Nie wiem, czy ktoś jest w stanie zrozumieć mój problem, chyba że mama, której dziecko zachowuje się tak samo, jak mój synek. Krzyś jest uparty jak... osioł (raczej osiołek). Wiem, że nieładnie tak mówić, ale naprawdę nie mam już siły. Gdy maluch uprze się, bo np. chce oglądać jakąś wystawę, pójść w lewo, a nie w prawo, to sporo muszę się natrudzić, aby namówić go na coś innego. A ile przy tym jest krzyku, płaczu! Czy jest jakiś sposób na tak upartego smyka? Joanna z Warszawy
Psycholog Beata Chrzanowska radzi
Konsekwencja, konsekwencja i jeszcze raz konsekwencja! Jeśli dziecko stwierdzi, że nic nie wskóra swoim uporem, szybko zrezygnuje z wymuszania krzykiem tego, co chce dostać lub robić. Proponuję też odwrócić uwagę malca.

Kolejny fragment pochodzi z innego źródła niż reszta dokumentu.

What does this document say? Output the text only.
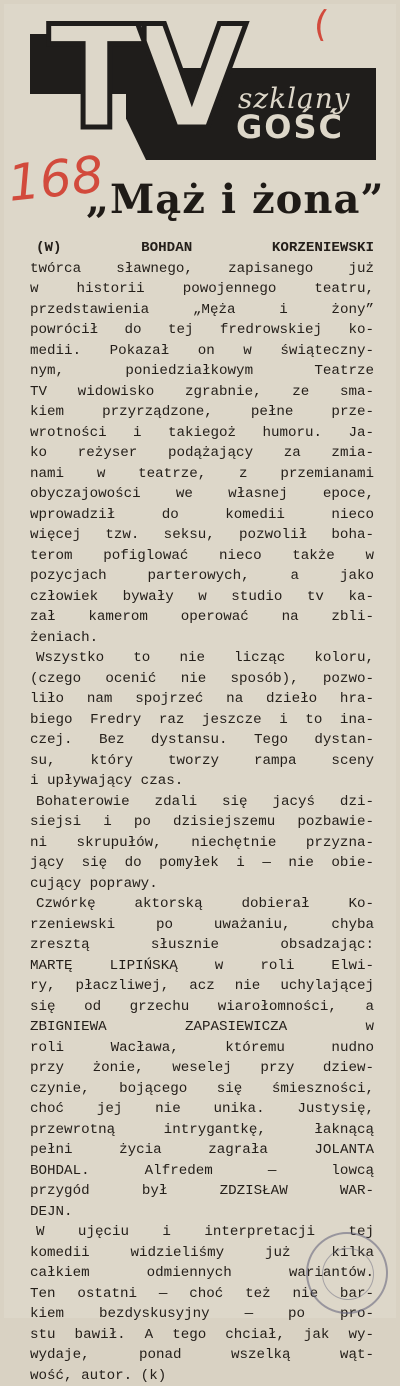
TV szklany
GOŚĆ
(
168
„Mąż i żona”
(W) BOHDAN KORZENIEWSKI
twórca sławnego, zapisanego już
w historii powojennego teatru,
przedstawienia „Męża i żony”
powrócił do tej fredrowskiej ko-
medii. Pokazał on w świąteczny-
nym, poniedziałkowym Teatrze
TV widowisko zgrabnie, ze sma-
kiem przyrządzone, pełne prze-
wrotności i takiegoż humoru. Ja-
ko reżyser podążający za zmia-
nami w teatrze, z przemianami
obyczajowości we własnej epoce,
wprowadził do komedii nieco
więcej tzw. seksu, pozwolił boha-
terom pofiglować nieco także w
pozycjach parterowych, a jako
człowiek bywały w studio tv ka-
zał kamerom operować na zbli-
żeniach.
Wszystko to nie licząc koloru,
(czego ocenić nie sposób), pozwo-
liło nam spojrzeć na dzieło hra-
biego Fredry raz jeszcze i to ina-
czej. Bez dystansu. Tego dystan-
su, który tworzy rampa sceny
i upływający czas.
Bohaterowie zdali się jacyś dzi-
siejsi i po dzisiejszemu pozbawie-
ni skrupułów, niechętnie przyzna-
jący się do pomyłek i — nie obie-
cujący poprawy.
Czwórkę aktorską dobierał Ko-
rzeniewski po uważaniu, chyba
zresztą słusznie obsadzając:
MARTĘ LIPIŃSKĄ w roli Elwi-
ry, płaczliwej, acz nie uchylającej
się od grzechu wiarołomności, a
ZBIGNIEWA ZAPASIEWICZA w
roli Wacława, któremu nudno
przy żonie, weselej przy dziew-
czynie, bojącego się śmieszności,
choć jej nie unika. Justysię,
przewrotną intrygantkę, łaknącą
pełni życia zagrała JOLANTA
BOHDAL. Alfredem — lowcą
przygód był ZDZISŁAW WAR-
DEJN.
W ujęciu i interpretacji tej
komedii widzieliśmy już kilka
całkiem odmiennych wariantów.
Ten ostatni — choć też nie bar-
kiem bezdyskusyjny — po pro-
stu bawił. A tego chciał, jak wy-
wydaje, ponad wszelką wąt-
wość, autor. (k)
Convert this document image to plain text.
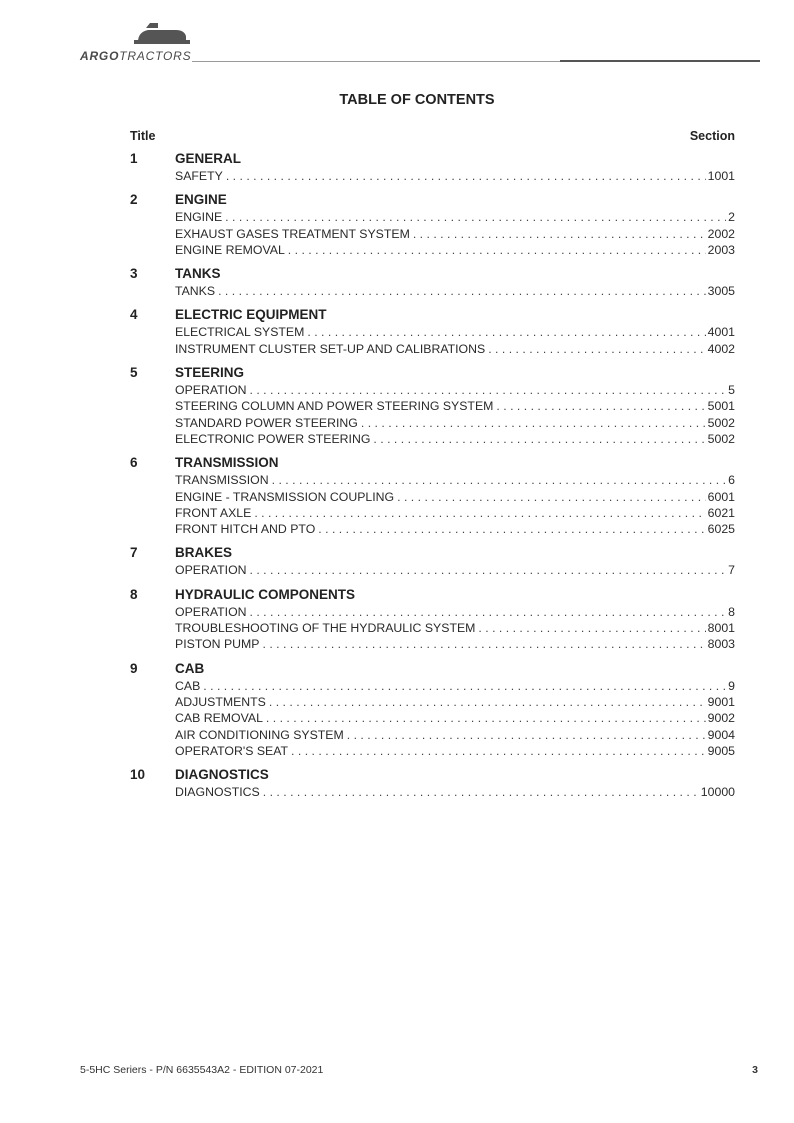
ARGOTRACTORS
TABLE OF CONTENTS
Title	Section
1	GENERAL
SAFETY . . .	1001
2	ENGINE
ENGINE . . .	2
EXHAUST GASES TREATMENT SYSTEM . . .	2002
ENGINE REMOVAL . . .	2003
3	TANKS
TANKS . . .	3005
4	ELECTRIC EQUIPMENT
ELECTRICAL SYSTEM . . .	4001
INSTRUMENT CLUSTER SET-UP AND CALIBRATIONS . . .	4002
5	STEERING
OPERATION . . .	5
STEERING COLUMN AND POWER STEERING SYSTEM . . .	5001
STANDARD POWER STEERING . . .	5002
ELECTRONIC POWER STEERING . . .	5002
6	TRANSMISSION
TRANSMISSION . . .	6
ENGINE - TRANSMISSION COUPLING . . .	6001
FRONT AXLE . . .	6021
FRONT HITCH AND PTO . . .	6025
7	BRAKES
OPERATION . . .	7
8	HYDRAULIC COMPONENTS
OPERATION . . .	8
TROUBLESHOOTING OF THE HYDRAULIC SYSTEM . . .	8001
PISTON PUMP . . .	8003
9	CAB
CAB . . .	9
ADJUSTMENTS . . .	9001
CAB REMOVAL . . .	9002
AIR CONDITIONING SYSTEM . . .	9004
OPERATOR'S SEAT . . .	9005
10 DIAGNOSTICS
DIAGNOSTICS . . .	10000
5-5HC Seriers - P/N 6635543A2 - EDITION 07-2021	3
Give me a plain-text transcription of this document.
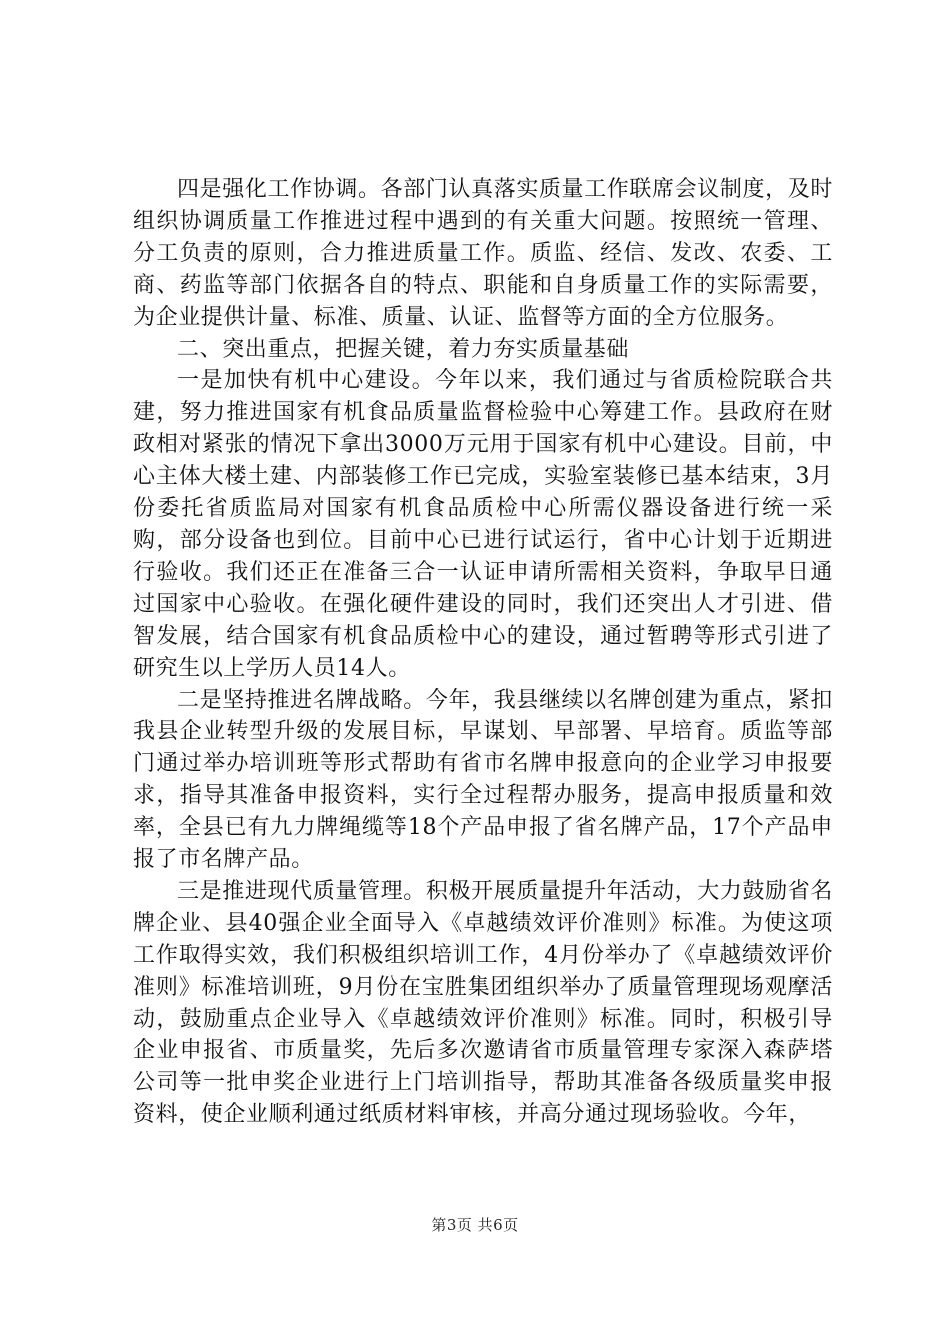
四是强化工作协调。各部门认真落实质量工作联席会议制度，及时组织协调质量工作推进过程中遇到的有关重大问题。按照统一管理、分工负责的原则，合力推进质量工作。质监、经信、发改、农委、工商、药监等部门依据各自的特点、职能和自身质量工作的实际需要，为企业提供计量、标准、质量、认证、监督等方面的全方位服务。

二、突出重点，把握关键，着力夯实质量基础

一是加快有机中心建设。今年以来，我们通过与省质检院联合共建，努力推进国家有机食品质量监督检验中心筹建工作。县政府在财政相对紧张的情况下拿出3000万元用于国家有机中心建设。目前，中心主体大楼土建、内部装修工作已完成，实验室装修已基本结束，3月份委托省质监局对国家有机食品质检中心所需仪器设备进行统一采购，部分设备也到位。目前中心已进行试运行，省中心计划于近期进行验收。我们还正在准备三合一认证申请所需相关资料，争取早日通过国家中心验收。在强化硬件建设的同时，我们还突出人才引进、借智发展，结合国家有机食品质检中心的建设，通过暂聘等形式引进了研究生以上学历人员14人。

二是坚持推进名牌战略。今年，我县继续以名牌创建为重点，紧扣我县企业转型升级的发展目标，早谋划、早部署、早培育。质监等部门通过举办培训班等形式帮助有省市名牌申报意向的企业学习申报要求，指导其准备申报资料，实行全过程帮办服务，提高申报质量和效率，全县已有九力牌绳缆等18个产品申报了省名牌产品，17个产品申报了市名牌产品。

三是推进现代质量管理。积极开展质量提升年活动，大力鼓励省名牌企业、县40强企业全面导入《卓越绩效评价准则》标准。为使这项工作取得实效，我们积极组织培训工作，4月份举办了《卓越绩效评价准则》标准培训班，9月份在宝胜集团组织举办了质量管理现场观摩活动，鼓励重点企业导入《卓越绩效评价准则》标准。同时，积极引导企业申报省、市质量奖，先后多次邀请省市质量管理专家深入森萨塔公司等一批申奖企业进行上门培训指导，帮助其准备各级质量奖申报资料，使企业顺利通过纸质材料审核，并高分通过现场验收。今年，

第3页 共6页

To dobra metoda, ale – niestety – nie działa na wszystkie dzieci. Co jeszcze? Radzę zawierać z małym człowiekiem różne umowy, i to jak najczęściej! Że coś robimy, oglądamy tyle i tyle czasu, kupujemy to i to (i trzymać się tego). Ten sposób daje najlepsze rezultaty.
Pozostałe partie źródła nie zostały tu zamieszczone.